Scientists create molecular tool to remove toxic protein from neuronal models of dementia

Harnessing a probe used to image the brain in diagnosing Alzheimer’s disease and related forms of dementia, scientists at Dana-Farber Cancer Institute and Massachusetts General Hospital (MGH) have successfully cleared patient-derived brain cells of an abnormal protein associated with dementia and other neurogenerative disorders.

The findings, reported in the journal eLife, provide a new tool to study the accumulation of abnormal tau protein that occurs in the brain cells of patients with Alzheimer’s and other forms of dementia, researchers say. It can help examine the effects of the rapid removal of abnormal tau from cells and may even suggest ways of preventing or reversing a build-up of the protein.

“Tau has an important role in the cell: it binds to and stabilizes structures called microtubules, which give cells their shape,” says Fleur Ferguson, Ph.D., of Dana-Farber, co-first author of the study with M. Catarina Silva, Ph.D., of MGH. “However, in neurodegenerative diseases such as Alzheimer’s, frontotemporal dementia [FTD], and progressive supranuclear palsy, abnormal tau accumulates in brain cells, which may be linked to the progression of the disease. We want to understand more about the role these aberrant proteins play in disease.”

The new tool was created by taking a molecular probe used in positron emission tomography (PET) scanning for Alzheimer’s or other tau-related diseases and modifying ¬it for a new purpose. The probe, called T807, binds specifically to the abnormal tau protein. When the probe is tagged with a radioactive isotope, its binding to abnormal tau can be detected by a PET scanner, indicating the presence of disease.

To equip T807 for its new use, researchers left off the radioactive label and instead linked the compound to a molecule called an E3-ligase recruiting ligand, which binds to the cell’s machinery for destroying unwanted proteins. The new, dual-action form of T807—called QC-01-175—grabs onto both abnormal tau and the protein-degradation machinery, bringing them close together. This proximity enables the abnormal tau to be ubiquitinated—bound to ubiquitin proteins—a modification that essentially labels as cellular trash. Ubiquitination sends the unwanted tau to the cell’s proteasome, where it’s broken down and eliminated. In effect, QC-01-175 becomes a device for feeding toxic tau into the cell’s trash-disposal system.

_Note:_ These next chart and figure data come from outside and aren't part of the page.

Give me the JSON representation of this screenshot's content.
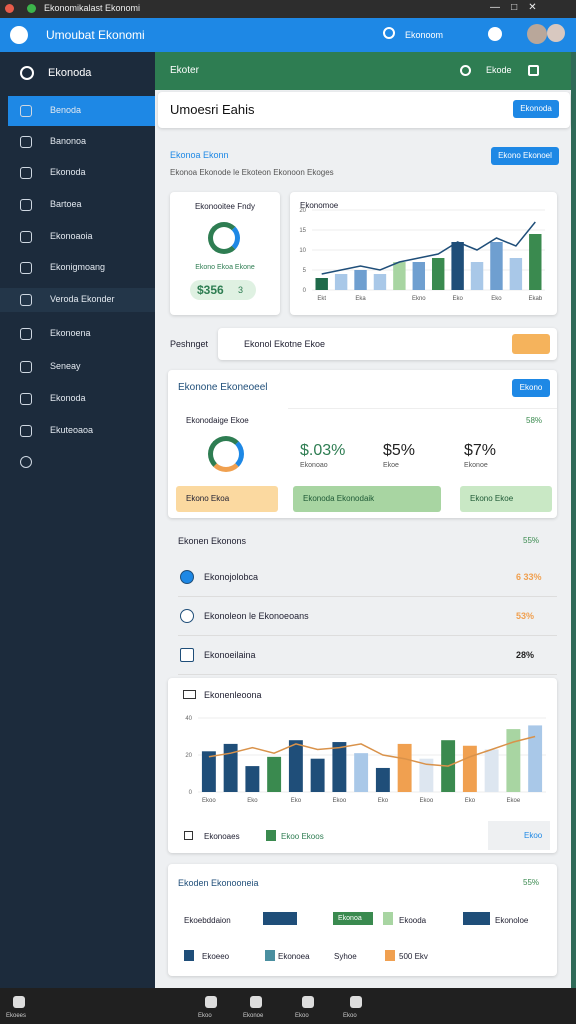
{
  "window": {
    "title": "Ekonomikalast Ekonomi"
  },
  "app_bar": {
    "title": "Umoubat Ekonomi",
    "search": "Ekonoom"
  },
  "sidebar": {
    "header": "Ekonoda",
    "items": [
      "Benoda",
      "Banonoa",
      "Ekonoda",
      "Bartoea",
      "Ekonoaoia",
      "Ekonigmoang",
      "Veroda Ekonder",
      "Ekonoena",
      "Seneay",
      "Ekonoda",
      "Ekuteoaoa"
    ]
  },
  "topbar": {
    "title": "Ekoter",
    "action": "Ekode"
  },
  "page": {
    "title": "Umoesri Eahis",
    "button": "Ekonoda"
  },
  "section1": {
    "title": "Ekonoa Ekonn",
    "subtitle": "Ekonoa Ekonode le Ekoteon Ekonoon Ekoges",
    "button": "Ekono Ekonoel"
  },
  "donut_card": {
    "title": "Ekonooitee Fndy",
    "caption": "Ekono Ekoa Ekone",
    "amount": "$356",
    "badge": "3"
  },
  "chart_1": {
    "type": "bar",
    "title": "Ekonomoe",
    "categories": [
      "Ekt",
      null,
      "Eka",
      null,
      null,
      "Ekno",
      null,
      "Eko",
      null,
      "Eko",
      null,
      "Ekab"
    ],
    "values": [
      3,
      4,
      5,
      4,
      7,
      7,
      8,
      12,
      7,
      12,
      8,
      14
    ],
    "colors": [
      "#1f6a4a",
      "#a9c8e8",
      "#6f9fd0",
      "#a9c8e8",
      "#a8d5a2",
      "#6f9fd0",
      "#3a8a4f",
      "#1f4e79",
      "#a9c8e8",
      "#6f9fd0",
      "#a9c8e8",
      "#3a8a4f"
    ],
    "line_values": [
      4,
      5,
      6,
      5,
      7,
      8,
      9,
      12,
      10,
      13,
      11,
      17
    ],
    "line_color": "#1f4e79",
    "ylim": [
      0,
      20
    ],
    "yticks": [
      0,
      5,
      10,
      15,
      20
    ]
  },
  "filter": {
    "label": "Peshnget",
    "value": "Ekonol Ekotne Ekoe"
  },
  "section2": {
    "title": "Ekonone Ekoneoeel",
    "button": "Ekono",
    "donut_title": "Ekonodaige Ekoe",
    "donut_button": "Ekono Ekoa",
    "corner": "58%",
    "metrics": [
      {
        "value": "$.03%",
        "caption": "Ekonoao"
      },
      {
        "value": "$5%",
        "caption": "Ekoe"
      },
      {
        "value": "$7%",
        "caption": "Ekonoe"
      }
    ],
    "actions": [
      "Ekonoda Ekonodaik",
      "Ekono Ekoe"
    ]
  },
  "list": {
    "title": "Ekonen Ekonons",
    "value": "55%",
    "items": [
      {
        "label": "Ekonojolobca",
        "value": "6 33%"
      },
      {
        "label": "Ekonoleon le Ekonoeoans",
        "value": "53%"
      },
      {
        "label": "Ekonoeilaina",
        "value": "28%"
      }
    ]
  },
  "chart_2": {
    "type": "bar",
    "title": "Ekonenleoona",
    "categories": [
      "Ekoo",
      null,
      "Eko",
      null,
      "Eko",
      null,
      "Ekoo",
      null,
      "Eko",
      null,
      "Ekoo",
      null,
      "Eko",
      null,
      "Ekoe",
      null
    ],
    "values": [
      22,
      26,
      14,
      19,
      28,
      18,
      27,
      21,
      13,
      26,
      18,
      28,
      25,
      23,
      34,
      36
    ],
    "colors": [
      "#1f4e79",
      "#1f4e79",
      "#1f4e79",
      "#3a8a4f",
      "#1f4e79",
      "#1f4e79",
      "#1f4e79",
      "#a9c8e8",
      "#1f4e79",
      "#f0a050",
      "#dde6f0",
      "#3a8a4f",
      "#f0a050",
      "#dde6f0",
      "#a8d5a2",
      "#a9c8e8"
    ],
    "line_values": [
      19,
      21,
      24,
      21,
      26,
      23,
      24,
      26,
      20,
      18,
      15,
      14,
      19,
      23,
      27,
      30
    ],
    "line_color": "#d9924a",
    "ylim": [
      0,
      40
    ],
    "yticks": [
      0,
      20,
      40
    ],
    "legend": [
      "Ekonoaes",
      "Ekoo Ekoos"
    ],
    "button": "Ekoo"
  },
  "bottom_card": {
    "title": "Ekoden Ekonooneia",
    "value": "55%",
    "row1": [
      "Ekoebddaion",
      "Ekonoa",
      "Ekooda",
      "Ekonoloe"
    ],
    "row2": [
      "Ekoeeo",
      "Ekonoea",
      "Syhoe",
      "500 Ekv"
    ]
  },
  "taskbar": [
    "Ekoees",
    "Ekoo",
    "Ekonoe",
    "Ekoo",
    "Ekoo"
  ]
}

When researchers tested the new tool for tau degradation in laboratory cultures of neurons derived from patients with tau mutations linked to FTD and cells from healthy volunteers, it worked as designed. It cleared away the abnormal tau from cells of patients with FTD while having minimal effect on tau in neurons from healthy volunteers. (It did show some off-target effects, interfering with a small number of proteins other than abnormal tau, but researchers have strategies for reducing such effects.) Importantly, treating FTD cells with QC-01-175 reduced their vulnerability to stress and improved their survival, indicating that degradation of abnormal tau may have therapeutic benefits.

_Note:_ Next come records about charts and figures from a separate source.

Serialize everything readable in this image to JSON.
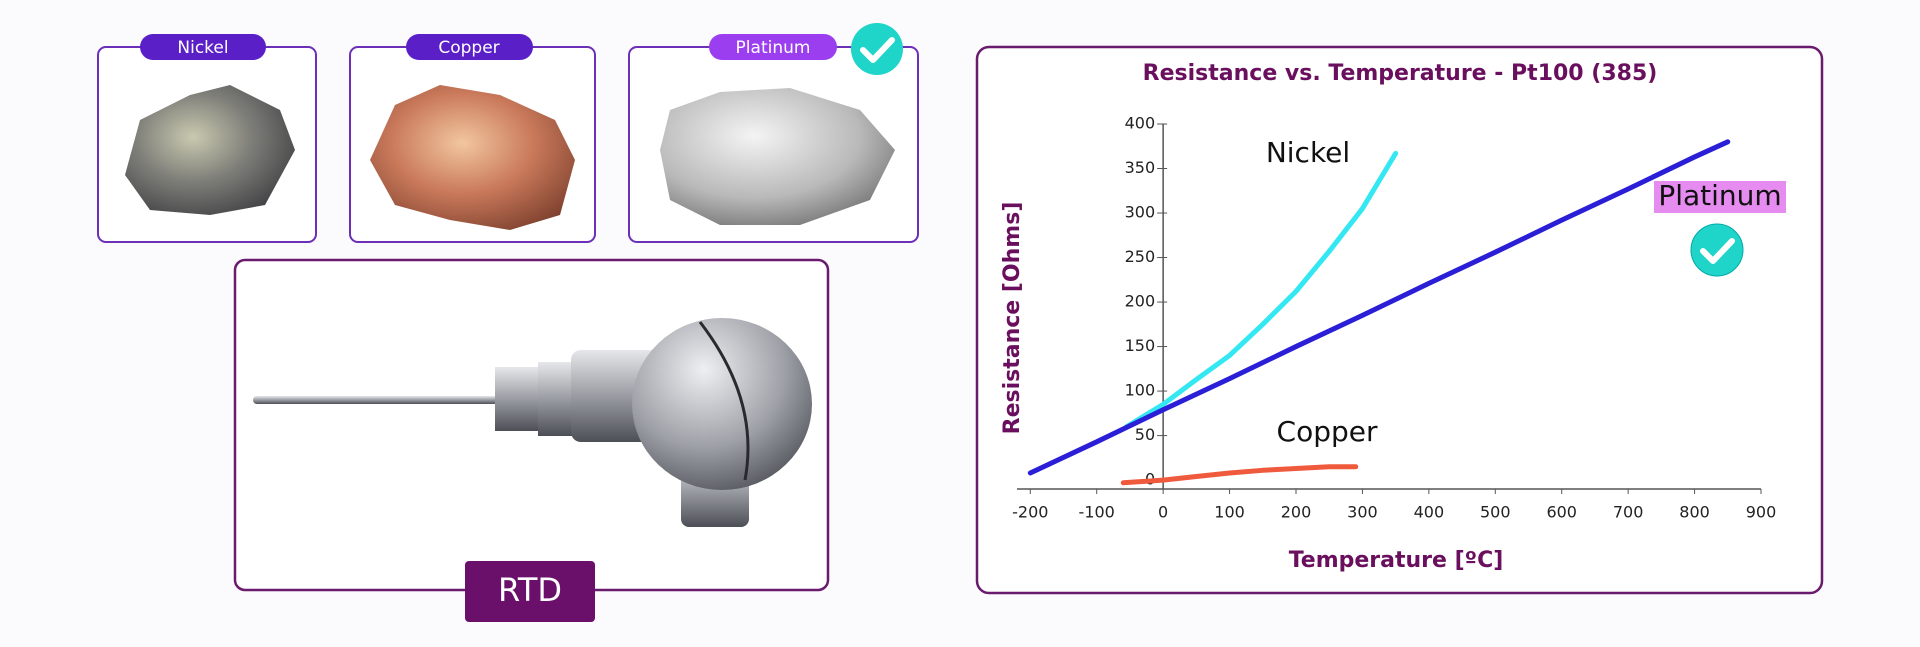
{
  "materials": [
    "Nickel",
    "Copper",
    "Platinum"
  ],
  "device": "RTD",
  "chart_data": {
    "type": "line",
    "title": "Resistance  vs. Temperature - Pt100 (385)",
    "x_label": "Temperature [ºC]",
    "y_label": "Resistance [Ohms]",
    "xlim": [
      -220,
      900
    ],
    "ylim": [
      -10,
      400
    ],
    "xticks": [
      -200,
      -100,
      0,
      100,
      200,
      300,
      400,
      500,
      600,
      700,
      800,
      900
    ],
    "yticks": [
      0,
      50,
      100,
      150,
      200,
      250,
      300,
      350,
      400
    ],
    "series": [
      {
        "name": "Nickel",
        "color": "#33e8f2",
        "x": [
          -55,
          0,
          50,
          100,
          150,
          200,
          250,
          300,
          350
        ],
        "values": [
          60,
          85,
          113,
          140,
          175,
          212,
          257,
          305,
          367
        ]
      },
      {
        "name": "Copper",
        "color": "#f05a3c",
        "x": [
          -60,
          0,
          50,
          100,
          150,
          200,
          250,
          290
        ],
        "values": [
          -3,
          0,
          4,
          8,
          11,
          13,
          15,
          15
        ]
      },
      {
        "name": "Platinum",
        "color": "#2a1fd6",
        "x": [
          -200,
          -100,
          0,
          100,
          200,
          300,
          400,
          500,
          600,
          700,
          800,
          850
        ],
        "values": [
          8,
          43,
          79,
          114,
          150,
          185,
          221,
          256,
          292,
          327,
          363,
          380
        ]
      }
    ]
  }
}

The results demonstrate QC-01-175’s value as a research tool, the paper’s authors say, useful for exploring the process of abnormal tau accumulation and the effects on cells of rapid removal of the protein. They also highlight how targeted protein degradation technology can be used to transform a protein binder into a functional molecule with pharmacological effects on cells. Researchers are now exploring this strategy in animal models of dementia and expanding the work to target additional proteins that drive neurodegeneration.